En esta serie de posts cuyo título llevarán “LA JUVENTUD QUE VOMITA”, traduciré algunos textos y poemas de algunos autores norteamericanos que están partiendo la pana en el mundo de las letras e Internet. La llamada “ALT-LIT”, a cuya difusión quiero contribuir en este blog, está revolucionando el mundo de las letras y de la poesía. Investigando en Internet, podéis encontrar varios PDFs con sus obras, de acceso totalmente gratuito. También, a través de páginas amigas a uno y otro lado del charco, como el blog de Didier Andrés Castro, “La polifonía de la nada”, el tumblr de Oscar Garía Sierra (“I WANNA MEET KRYSTLE COLE“) o José María Martínez y su Paradojas del Conserje, entre otras. Grandes proyectos, grandes ilusiones, que convergen en un mismo punto de visión sobre el arte y la literatura actual. 

Llegué a Noah Cicero a través de una curiosa entrevista realizada por eldiario.es titulada “Los Cinco Mandamientos del Capitalismo“. En ella, aparte de reflexionar sobre su nueva novela, “Best Behavior”, introducía claves sobre lo que está pasando en el mundo que me llamaron mucho la atención. Inmediatamente, me puse a investigar sobre Noah Cicero y sus obras, le agregué al FB y vi que estaba tan loco como cada uno de sus libros o poemas. Quizás sea el autor de la ALT-LIT que mejor define y lleva a la literatura el concepto de la alienación moderna.

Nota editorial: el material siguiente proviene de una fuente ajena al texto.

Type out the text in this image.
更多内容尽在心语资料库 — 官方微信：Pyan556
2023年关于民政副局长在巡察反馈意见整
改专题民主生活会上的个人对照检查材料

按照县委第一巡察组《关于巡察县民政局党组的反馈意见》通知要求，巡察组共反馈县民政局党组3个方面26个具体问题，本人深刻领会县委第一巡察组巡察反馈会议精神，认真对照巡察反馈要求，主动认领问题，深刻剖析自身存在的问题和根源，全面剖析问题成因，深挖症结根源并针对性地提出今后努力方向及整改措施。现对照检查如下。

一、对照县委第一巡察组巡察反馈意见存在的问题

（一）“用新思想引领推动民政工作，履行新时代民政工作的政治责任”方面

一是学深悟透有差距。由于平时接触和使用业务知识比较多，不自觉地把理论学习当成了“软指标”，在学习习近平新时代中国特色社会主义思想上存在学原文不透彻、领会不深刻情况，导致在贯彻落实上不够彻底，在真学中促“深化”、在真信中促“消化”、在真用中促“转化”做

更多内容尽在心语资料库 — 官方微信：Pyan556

Os presento este pequeño cuento titulado “Avital”, rescatado de la fantástica antología de relatos “The Best Alt Lit Short Stories of 2012”. Yo no soy traductor ni me he preparado para ello. Sin embargo, he querido contribuir de algún modo a esta gran difusión de literatura en la red lo mejor que he podido. Espero que el resultado no deje, ni mucho menos, nada que desear.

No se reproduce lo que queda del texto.